Introduction: In this post-marketing study in Japan, the occurrence of hospital-treated hypoglycaemia and severe hyperglycaemia requiring inpatient treatment was evaluated in various cohorts of people with type 2 diabetes (T2D) newly switched to iGlarLixi, a titratable, once-daily, fixed-ratio combination of long-acting insulin glargine 100 U/mL (iGlar-100) and a glucagon-like peptide-1 receptor agonist (GLP-1 RA, lixisenatide).
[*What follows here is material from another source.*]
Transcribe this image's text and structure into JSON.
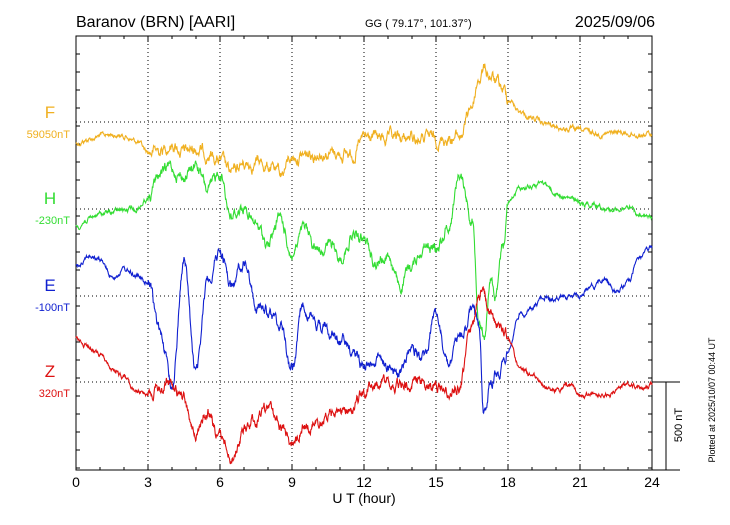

Methods: In this retrospective, observational study, acute-care hospital data from adults with T2D were analysed from the Medical Data Vision database. In Cohort 1, the incidence rate of hospital-treated hypoglycaemia following newly prescribed iGlarLixi versus iGlar-100 was assessed. Cohort 2 was subdivided to evaluate the incidence rate of hospital-treated hypoglycaemia and severe hyperglycaemia requiring inpatient treatment in people switched to iGlarLixi from either a GLP-1 RA ± oral antidiabetic drugs (OADs) or OADs alone (Cohort 2A) or from a GLP-1 RA and long-acting insulin ± OADs or long-acting insulin ± OADs (Cohort 2B).
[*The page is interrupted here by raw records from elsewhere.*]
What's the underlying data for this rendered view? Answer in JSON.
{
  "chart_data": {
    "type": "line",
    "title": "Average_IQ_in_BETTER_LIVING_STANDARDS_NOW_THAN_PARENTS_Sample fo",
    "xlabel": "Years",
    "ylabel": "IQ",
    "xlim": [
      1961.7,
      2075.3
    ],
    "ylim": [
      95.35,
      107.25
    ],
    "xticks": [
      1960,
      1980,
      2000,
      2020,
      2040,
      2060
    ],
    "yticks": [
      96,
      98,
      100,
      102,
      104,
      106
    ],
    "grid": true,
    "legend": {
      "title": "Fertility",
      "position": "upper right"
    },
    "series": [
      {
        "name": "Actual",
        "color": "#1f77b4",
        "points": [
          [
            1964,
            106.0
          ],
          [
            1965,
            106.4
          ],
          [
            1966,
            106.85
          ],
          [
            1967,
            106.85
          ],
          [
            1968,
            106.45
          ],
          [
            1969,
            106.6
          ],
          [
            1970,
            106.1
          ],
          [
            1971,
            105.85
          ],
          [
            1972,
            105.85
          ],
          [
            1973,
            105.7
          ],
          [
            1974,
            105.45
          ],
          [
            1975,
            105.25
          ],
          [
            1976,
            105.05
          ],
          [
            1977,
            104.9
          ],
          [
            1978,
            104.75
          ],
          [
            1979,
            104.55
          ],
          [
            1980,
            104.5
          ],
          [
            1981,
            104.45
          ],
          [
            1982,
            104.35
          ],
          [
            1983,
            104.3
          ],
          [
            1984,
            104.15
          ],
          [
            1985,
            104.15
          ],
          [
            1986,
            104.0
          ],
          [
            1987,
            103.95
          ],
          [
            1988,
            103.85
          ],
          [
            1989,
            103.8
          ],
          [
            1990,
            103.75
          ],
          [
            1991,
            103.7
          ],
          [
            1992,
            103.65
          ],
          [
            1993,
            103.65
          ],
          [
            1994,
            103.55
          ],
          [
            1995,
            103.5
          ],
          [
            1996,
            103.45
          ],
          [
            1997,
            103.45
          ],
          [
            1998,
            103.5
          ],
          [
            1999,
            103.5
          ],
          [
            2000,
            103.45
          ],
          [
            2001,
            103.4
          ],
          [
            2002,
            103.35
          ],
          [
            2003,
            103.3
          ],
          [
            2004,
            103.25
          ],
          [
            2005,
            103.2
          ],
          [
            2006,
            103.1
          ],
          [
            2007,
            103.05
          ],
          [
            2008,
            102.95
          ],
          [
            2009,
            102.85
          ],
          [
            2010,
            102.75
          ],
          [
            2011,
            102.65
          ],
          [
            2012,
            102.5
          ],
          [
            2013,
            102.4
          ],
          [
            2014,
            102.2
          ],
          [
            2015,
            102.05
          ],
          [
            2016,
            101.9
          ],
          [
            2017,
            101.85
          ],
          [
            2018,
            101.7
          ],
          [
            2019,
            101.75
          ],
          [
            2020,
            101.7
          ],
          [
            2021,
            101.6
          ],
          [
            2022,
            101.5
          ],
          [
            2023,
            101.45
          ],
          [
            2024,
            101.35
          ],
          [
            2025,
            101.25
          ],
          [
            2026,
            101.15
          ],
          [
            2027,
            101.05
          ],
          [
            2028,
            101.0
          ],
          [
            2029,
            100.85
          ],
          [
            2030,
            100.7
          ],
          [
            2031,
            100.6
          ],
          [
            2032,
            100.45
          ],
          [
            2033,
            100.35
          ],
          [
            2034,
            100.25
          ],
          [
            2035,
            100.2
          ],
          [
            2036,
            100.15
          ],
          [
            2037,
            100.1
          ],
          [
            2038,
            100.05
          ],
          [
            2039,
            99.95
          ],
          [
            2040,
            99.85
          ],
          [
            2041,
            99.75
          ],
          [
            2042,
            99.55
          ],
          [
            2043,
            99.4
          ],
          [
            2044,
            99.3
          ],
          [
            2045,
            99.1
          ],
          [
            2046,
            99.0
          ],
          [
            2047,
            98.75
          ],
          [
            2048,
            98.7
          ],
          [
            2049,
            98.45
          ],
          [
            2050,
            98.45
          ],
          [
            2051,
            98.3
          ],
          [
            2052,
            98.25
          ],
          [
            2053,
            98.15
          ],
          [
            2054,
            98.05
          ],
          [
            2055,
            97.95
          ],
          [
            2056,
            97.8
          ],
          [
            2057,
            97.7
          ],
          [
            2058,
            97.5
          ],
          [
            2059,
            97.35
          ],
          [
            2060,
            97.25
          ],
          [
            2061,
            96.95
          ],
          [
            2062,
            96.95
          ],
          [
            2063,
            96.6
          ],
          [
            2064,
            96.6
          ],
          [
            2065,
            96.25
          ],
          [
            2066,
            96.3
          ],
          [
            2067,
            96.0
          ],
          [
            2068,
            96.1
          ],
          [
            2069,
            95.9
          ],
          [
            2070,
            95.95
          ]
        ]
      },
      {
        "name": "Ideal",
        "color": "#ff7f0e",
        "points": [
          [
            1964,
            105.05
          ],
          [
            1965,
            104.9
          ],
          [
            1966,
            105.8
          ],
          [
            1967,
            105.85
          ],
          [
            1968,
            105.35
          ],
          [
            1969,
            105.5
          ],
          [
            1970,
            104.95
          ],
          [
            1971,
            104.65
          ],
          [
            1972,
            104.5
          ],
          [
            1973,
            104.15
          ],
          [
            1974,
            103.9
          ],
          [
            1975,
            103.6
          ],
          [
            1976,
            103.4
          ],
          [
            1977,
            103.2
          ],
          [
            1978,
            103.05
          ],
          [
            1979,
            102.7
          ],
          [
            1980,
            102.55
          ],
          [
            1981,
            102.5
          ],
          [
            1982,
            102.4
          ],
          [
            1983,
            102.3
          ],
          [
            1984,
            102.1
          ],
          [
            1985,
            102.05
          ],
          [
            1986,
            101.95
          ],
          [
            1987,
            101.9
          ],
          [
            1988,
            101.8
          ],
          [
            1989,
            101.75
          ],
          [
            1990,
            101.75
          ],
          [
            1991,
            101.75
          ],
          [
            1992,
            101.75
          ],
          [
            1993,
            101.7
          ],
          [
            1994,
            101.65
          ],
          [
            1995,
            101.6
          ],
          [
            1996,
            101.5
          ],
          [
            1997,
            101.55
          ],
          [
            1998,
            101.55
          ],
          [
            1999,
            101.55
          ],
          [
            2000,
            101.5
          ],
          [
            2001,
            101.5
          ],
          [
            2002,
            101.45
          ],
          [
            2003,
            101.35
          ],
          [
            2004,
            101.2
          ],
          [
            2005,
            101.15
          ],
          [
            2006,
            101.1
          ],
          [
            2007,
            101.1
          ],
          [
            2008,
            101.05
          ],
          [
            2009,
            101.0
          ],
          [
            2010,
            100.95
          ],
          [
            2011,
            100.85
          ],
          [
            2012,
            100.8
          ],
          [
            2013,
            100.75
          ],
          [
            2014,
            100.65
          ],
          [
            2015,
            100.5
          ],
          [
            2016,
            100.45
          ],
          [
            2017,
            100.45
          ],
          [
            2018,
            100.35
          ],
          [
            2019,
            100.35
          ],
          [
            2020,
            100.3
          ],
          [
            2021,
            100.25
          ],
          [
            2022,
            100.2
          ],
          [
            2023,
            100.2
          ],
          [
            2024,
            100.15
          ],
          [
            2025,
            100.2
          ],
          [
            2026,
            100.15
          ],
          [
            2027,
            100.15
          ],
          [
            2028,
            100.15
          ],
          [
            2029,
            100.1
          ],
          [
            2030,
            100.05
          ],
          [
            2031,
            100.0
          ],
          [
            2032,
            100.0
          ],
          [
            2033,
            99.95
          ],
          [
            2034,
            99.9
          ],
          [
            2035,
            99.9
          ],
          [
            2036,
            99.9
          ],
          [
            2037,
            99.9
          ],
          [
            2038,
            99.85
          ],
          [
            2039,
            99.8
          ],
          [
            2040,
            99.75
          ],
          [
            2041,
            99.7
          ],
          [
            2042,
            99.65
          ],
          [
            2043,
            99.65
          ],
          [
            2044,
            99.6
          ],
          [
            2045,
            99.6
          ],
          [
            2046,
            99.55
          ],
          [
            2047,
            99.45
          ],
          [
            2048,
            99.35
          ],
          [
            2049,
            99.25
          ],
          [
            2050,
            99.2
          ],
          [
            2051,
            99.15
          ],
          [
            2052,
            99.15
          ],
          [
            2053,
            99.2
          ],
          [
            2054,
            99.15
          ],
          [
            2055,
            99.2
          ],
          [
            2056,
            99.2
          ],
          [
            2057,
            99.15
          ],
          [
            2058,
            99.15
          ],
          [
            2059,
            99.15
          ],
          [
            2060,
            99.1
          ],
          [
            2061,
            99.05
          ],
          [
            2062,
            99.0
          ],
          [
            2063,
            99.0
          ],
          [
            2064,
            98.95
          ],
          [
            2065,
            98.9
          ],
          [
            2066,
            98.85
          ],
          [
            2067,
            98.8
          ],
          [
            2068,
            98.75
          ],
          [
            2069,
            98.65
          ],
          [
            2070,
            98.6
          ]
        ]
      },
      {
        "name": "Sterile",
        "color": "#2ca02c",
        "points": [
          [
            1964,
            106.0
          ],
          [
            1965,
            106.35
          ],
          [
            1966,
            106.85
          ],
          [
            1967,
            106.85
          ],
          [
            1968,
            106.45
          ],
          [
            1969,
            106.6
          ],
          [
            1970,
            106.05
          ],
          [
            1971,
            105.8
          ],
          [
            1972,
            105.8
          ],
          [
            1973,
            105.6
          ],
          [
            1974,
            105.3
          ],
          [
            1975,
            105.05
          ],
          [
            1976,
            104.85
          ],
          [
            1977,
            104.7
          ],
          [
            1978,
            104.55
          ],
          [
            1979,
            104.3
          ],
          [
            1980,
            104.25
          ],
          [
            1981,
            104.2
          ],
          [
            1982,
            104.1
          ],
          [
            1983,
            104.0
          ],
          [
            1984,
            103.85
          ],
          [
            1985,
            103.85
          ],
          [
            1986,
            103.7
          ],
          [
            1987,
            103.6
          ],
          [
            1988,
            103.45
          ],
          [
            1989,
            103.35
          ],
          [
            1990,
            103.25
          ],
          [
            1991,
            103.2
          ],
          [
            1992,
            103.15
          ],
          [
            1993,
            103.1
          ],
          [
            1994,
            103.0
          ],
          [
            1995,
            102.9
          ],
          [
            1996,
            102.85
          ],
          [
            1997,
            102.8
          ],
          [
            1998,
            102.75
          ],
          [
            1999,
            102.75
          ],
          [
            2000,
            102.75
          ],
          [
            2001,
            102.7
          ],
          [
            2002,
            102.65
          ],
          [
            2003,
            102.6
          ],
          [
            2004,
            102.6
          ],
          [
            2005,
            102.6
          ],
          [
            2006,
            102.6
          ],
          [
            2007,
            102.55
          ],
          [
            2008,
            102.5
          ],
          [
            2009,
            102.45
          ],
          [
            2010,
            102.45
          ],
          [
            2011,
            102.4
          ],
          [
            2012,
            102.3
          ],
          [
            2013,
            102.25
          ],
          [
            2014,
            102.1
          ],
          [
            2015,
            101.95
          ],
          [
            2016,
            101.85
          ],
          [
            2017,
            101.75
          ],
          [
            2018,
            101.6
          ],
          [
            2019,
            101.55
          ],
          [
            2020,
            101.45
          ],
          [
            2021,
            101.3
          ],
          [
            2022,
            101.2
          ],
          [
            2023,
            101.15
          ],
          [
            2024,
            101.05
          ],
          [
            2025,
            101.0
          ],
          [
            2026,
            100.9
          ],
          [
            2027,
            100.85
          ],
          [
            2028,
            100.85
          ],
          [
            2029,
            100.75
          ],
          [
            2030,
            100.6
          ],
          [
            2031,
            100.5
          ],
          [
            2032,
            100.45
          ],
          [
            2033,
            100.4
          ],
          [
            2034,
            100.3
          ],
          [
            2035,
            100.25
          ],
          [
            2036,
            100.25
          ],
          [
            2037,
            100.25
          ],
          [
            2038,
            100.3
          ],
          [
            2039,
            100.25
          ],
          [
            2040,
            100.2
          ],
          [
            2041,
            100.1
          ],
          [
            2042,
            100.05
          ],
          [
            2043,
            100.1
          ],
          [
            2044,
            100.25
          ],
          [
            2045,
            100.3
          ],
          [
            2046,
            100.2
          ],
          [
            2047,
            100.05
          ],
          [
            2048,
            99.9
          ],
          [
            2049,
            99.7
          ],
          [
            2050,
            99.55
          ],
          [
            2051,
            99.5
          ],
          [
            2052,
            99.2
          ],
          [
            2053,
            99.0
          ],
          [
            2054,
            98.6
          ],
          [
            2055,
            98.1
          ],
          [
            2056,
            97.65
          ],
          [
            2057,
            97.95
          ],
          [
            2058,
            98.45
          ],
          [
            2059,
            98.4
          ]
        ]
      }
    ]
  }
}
Results: Of the 438 people in the iGlarLixi group and 9295 people in the iGlar-100 group in Cohort 1, who had a median follow-up duration of 52 and 44 days, respectively, there were zero and 0.011 (95% CI 0.006-0.018) events per person-year of hospital-treated hypoglycaemia, respectively. Cohort 2A included 201 people each in the GLP-1 RA ± OADs and OADs alone groups, with a median follow-up duration of 76 and 101 days, respectively, and Cohort 2B included 255 people in the GLP-1 RA and long-acting insulin ± OADs group and 623 people in the long-acting insulin ± OADs group, with a median follow-up duration of 73 and 62 days, respectively; no cases of hospital-treated hypoglycaemia or severe hyperglycaemia requiring inpatient treatment were observed.

Conclusion: Consistent with clinical trials, this post-marketing database study observed that newly prescribed iGlarLixi has a low risk of serious hypoglycaemia or hyperglycaemia in Japanese people with T2D, irrespective of prior antidiabetic drug treatment.